Retail Rents Skyrocket In DFW's Northern Suburbs. Retailers Are Happy To Pay Up
Bulging construction budgets and ballooning rents haven’t slowed retailers from rushing to lease space in Dallas-Fort Worth’s hottest emerging suburbs.
Rents in Metroplex cities such as Prosper, Celina and Melissa have jumped from the mid- to high $30s per SF five years ago to as much as $50 per SF now, according to figures from Weitzman.
That's a leap of up to 42%.
The spike is driven by skyrocketing costs for construction.
Weitzman opened the first half of its 36K SF The Creeks at Celina project in August less than half a mile from Dallas Parkway. The second phase is slated to follow next year, but construction bids have come in 20% higher than the first phase, Weitzman Senior Vice President Ben Terry said.
“The only way a developer can make these projects pencil is, unfortunately, by raising the rents,” Terry said.
While the high price tag for space means mom-and-pop shops are being locked out of the northern suburbs, those cities have some of the highest average household incomes in the Metroplex, affording them the purchasing power to keep high-end retailers happy and new construction profitable.
Limited supply and strong demand drove the broader DFW metro to 4.3% annual rent growth during the third quarter, according to the latest retail report from Matthews.
The metro’s average asking rent of $25.15 per SF pales in comparison to the prices being charged in Collin and Denton counties.
Average asking rents in Allen and McKinney were each more than $30 per SF, while Frisco topped the submarkets chart at just over $40 per SF.
A separate study by Coda Consulting Group found triple-net leases in the mid- to high $40s per SF for new retail construction are common in cities like McKinney and Prosper, and restaurant rents can easily exceed $50 per SF.
And yet McKinney and Frisco each have vacancy rates under 3.5%, while Allen's sat at 4.3% during the third quarter.
President Donald Trump’s trade war and immigration crackdown helped push materials and labor prices up this year nationally, project management and cost consulting company Cumming Group found.

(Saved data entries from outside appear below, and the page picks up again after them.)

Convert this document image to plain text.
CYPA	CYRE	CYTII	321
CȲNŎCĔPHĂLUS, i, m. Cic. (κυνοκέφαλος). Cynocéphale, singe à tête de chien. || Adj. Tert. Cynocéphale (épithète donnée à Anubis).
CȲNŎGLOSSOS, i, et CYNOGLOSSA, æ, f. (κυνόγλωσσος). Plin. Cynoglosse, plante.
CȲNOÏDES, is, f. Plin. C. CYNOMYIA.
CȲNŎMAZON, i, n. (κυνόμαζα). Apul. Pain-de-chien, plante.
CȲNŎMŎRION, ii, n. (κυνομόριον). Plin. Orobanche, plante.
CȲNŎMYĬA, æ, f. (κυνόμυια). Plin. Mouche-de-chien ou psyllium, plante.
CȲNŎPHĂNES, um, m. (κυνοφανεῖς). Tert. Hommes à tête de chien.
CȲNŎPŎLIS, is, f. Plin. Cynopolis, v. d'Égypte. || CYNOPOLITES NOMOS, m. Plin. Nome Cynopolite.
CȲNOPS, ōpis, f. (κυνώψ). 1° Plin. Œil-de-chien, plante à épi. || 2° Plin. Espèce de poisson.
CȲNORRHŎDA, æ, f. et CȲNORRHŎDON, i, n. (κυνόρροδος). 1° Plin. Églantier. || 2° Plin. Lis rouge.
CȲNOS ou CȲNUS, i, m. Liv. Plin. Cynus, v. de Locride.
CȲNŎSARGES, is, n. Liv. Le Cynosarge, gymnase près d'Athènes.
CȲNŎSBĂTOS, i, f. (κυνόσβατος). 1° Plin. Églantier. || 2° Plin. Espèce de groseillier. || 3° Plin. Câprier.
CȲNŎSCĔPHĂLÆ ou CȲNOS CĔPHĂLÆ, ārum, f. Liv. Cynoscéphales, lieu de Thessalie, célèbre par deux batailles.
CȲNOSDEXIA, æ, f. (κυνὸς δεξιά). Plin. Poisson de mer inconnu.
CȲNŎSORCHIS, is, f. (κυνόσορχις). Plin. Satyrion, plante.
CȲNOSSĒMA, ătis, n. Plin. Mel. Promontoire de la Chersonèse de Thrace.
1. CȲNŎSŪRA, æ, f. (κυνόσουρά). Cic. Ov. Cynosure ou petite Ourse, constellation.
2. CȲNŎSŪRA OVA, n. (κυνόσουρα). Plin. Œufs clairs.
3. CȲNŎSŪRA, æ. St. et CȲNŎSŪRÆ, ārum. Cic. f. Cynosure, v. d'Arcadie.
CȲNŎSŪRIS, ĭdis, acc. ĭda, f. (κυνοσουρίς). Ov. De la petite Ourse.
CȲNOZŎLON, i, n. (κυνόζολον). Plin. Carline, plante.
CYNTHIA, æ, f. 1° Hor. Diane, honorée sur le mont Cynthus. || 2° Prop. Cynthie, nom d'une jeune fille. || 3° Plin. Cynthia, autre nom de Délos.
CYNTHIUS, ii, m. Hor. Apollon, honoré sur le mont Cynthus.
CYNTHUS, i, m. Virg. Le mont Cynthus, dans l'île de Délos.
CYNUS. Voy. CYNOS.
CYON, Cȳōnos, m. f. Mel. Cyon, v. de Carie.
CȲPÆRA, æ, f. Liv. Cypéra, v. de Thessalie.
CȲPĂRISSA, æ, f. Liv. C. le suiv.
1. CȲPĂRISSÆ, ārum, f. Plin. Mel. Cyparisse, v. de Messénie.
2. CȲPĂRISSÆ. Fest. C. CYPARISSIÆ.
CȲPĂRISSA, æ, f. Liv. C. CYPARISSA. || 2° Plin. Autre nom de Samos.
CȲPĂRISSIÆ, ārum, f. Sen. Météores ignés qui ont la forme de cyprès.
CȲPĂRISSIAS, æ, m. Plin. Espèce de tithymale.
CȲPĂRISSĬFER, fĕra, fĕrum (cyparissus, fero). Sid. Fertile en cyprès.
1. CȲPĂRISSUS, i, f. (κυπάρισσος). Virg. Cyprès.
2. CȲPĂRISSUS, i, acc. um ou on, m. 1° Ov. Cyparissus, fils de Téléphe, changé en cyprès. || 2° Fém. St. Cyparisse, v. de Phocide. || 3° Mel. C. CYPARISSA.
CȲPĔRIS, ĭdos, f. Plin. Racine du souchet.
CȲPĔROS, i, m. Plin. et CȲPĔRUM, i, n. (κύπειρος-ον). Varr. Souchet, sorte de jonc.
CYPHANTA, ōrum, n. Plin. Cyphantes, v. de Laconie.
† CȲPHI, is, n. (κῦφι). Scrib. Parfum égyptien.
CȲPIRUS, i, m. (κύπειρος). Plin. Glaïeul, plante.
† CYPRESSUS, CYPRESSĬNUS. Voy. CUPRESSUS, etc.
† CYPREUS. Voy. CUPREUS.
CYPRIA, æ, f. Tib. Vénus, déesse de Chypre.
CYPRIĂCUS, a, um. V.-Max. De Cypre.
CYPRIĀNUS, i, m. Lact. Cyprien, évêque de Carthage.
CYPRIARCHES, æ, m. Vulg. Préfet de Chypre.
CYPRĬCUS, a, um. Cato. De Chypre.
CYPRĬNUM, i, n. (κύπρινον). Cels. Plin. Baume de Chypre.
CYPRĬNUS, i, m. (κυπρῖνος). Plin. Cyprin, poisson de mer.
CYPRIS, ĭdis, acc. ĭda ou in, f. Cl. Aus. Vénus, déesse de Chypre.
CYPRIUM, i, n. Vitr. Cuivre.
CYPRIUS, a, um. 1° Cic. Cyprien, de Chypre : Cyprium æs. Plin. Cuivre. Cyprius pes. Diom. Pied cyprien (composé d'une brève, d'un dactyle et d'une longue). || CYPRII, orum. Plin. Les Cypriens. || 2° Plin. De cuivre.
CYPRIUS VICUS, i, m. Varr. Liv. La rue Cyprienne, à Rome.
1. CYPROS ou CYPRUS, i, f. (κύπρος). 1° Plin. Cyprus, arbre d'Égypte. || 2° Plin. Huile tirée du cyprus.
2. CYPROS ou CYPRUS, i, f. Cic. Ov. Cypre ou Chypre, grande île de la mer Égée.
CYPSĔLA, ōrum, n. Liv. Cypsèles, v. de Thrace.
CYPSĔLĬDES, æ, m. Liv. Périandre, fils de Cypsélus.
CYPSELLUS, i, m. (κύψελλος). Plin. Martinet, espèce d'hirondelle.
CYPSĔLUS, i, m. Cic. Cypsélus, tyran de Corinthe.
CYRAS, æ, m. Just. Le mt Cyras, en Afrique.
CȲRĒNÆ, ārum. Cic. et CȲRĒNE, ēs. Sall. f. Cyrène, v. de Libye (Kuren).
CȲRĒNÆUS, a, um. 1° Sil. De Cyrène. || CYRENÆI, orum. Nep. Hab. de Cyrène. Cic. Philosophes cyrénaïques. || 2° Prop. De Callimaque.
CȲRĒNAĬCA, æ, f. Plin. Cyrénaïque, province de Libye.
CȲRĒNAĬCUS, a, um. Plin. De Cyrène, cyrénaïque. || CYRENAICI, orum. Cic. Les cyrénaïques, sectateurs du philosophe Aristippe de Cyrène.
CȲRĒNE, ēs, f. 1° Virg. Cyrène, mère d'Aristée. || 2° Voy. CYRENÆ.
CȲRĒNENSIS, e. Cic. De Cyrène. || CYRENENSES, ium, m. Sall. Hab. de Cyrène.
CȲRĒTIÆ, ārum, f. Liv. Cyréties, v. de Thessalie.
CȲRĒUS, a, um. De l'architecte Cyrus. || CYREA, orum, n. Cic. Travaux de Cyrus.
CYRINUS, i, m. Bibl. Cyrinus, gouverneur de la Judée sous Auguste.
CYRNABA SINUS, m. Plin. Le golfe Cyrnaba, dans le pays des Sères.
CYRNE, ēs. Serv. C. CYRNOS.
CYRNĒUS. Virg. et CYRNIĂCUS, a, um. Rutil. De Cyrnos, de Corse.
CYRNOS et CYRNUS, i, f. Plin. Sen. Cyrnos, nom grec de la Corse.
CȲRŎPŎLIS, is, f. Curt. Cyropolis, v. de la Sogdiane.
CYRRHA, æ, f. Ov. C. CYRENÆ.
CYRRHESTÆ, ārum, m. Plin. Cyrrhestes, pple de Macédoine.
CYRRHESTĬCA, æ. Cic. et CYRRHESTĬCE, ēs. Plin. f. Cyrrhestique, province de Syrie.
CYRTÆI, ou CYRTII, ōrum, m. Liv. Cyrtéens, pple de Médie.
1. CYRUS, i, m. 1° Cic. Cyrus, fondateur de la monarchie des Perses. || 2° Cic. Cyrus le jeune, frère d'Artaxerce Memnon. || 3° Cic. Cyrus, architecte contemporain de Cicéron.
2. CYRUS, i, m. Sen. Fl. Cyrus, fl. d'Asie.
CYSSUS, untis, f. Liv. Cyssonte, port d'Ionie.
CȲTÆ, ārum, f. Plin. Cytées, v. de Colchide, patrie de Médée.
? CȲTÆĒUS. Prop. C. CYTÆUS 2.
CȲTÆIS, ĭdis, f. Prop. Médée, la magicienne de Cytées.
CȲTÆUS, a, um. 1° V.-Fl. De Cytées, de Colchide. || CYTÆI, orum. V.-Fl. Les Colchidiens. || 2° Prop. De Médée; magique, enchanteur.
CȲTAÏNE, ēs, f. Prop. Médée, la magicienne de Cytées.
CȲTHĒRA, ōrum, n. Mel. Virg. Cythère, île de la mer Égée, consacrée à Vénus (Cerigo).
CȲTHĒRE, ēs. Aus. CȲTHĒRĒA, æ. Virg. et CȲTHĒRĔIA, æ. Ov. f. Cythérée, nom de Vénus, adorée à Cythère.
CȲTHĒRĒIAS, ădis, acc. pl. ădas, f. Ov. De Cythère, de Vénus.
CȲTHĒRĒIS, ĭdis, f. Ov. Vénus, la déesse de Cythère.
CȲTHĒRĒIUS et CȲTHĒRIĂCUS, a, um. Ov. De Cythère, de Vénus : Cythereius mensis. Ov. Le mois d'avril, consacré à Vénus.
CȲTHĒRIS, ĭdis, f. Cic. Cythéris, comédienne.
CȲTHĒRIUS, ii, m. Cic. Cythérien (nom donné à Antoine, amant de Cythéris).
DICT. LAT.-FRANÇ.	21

Nonresidential construction costs are up 2.6% year-over-year, Bureau of Labor Statistics data shows, and are expected to continue rising throughout the remainder of the year.
“The longer you wait, the more expensive it's going to cost to build these new developments, and the more rents [are] going to be demanded out of it,” Terry said.
That isn’t slowing retail development in the Metroplex’s high-growth cities like Frisco and Melissa, said Coni Hennersdorf, principal of Fort Worth-based Coda Consulting Group.
“That's where raw land is still available,” Hennersdorf said.
Allen, McKinney and Frisco alone combine for 900K SF under construction, 13% of the DFW metro’s total pipeline.
One way to recoup construction costs is to bring in a larger percentage of food and beverage spaces. Restaurants typically generate higher gross sales than clothing retailers and thus can pay higher rents.
Those tenants demand higher tenant allowances to cover build-outs with specialized seating and lighting, said Wilks Development Vice President of Commercial Development Chad Long, whose firm went vertical on the multibillion-dollar Firefly Park mixed-use project in Frisco earlier this year.
While Firefly Park will have a healthy dose of restaurants, Long said the development was designed and carefully curated with a specific audience in mind: high earners with disposable income.
The more than 2,000 households within 1 mile of The Creeks at Celina have an average household income of more than $238K per year, according to Weitzman. Census Bureau data shows Celina’s overall average household income was nearly $156K in 2023, while neighboring Prosper’s average was more than $187K.
“That's why you see Prosper and Celina and all these tertiary markets just explode,” Terry said.
That purchasing power isn't limited to cities in Collin and Denton counties. Tarrant County cities Southlake and Colleyville ranked on a list of the wealthiest suburbs in the U.S. this year. Southlake boasts an average household income of more than $382K, while Colleyville's was nearly $266K per year.
Weitzman is planning an infill development of around 17K SF in nearby Flower Mound that is part of a large mixed-use project.
“In order to be able to build this thing, we have to get $50 [per SF] — that's our floor,” Terry said.
Despite those elevated rents, Terry characterized tenant response to the Flower Mound project as “fantastic.”
Grocery anchors have become a big component in developing a successful retail project in the Metroplex. But grocers and other major retailers are skipping rising rent rates by opting to own their property.
“H-E-B, Kroger — they're all buying their dirt and building because it's the only way they can make it pencil,” Terry said.
Walmart is in on the trend as well. The retail giant bought its third shopping center of the year this week as it pushes to own its own real estate.
For tenants that aren’t able to go that route, Terry said they should work with their landlords and be willing to discuss their projected gross sales.
“What we don't want to do is sign a lease with a tenant that may get over their skis and not be able to perform,” Terry said. “That hurts them, and it certainly hurts us.”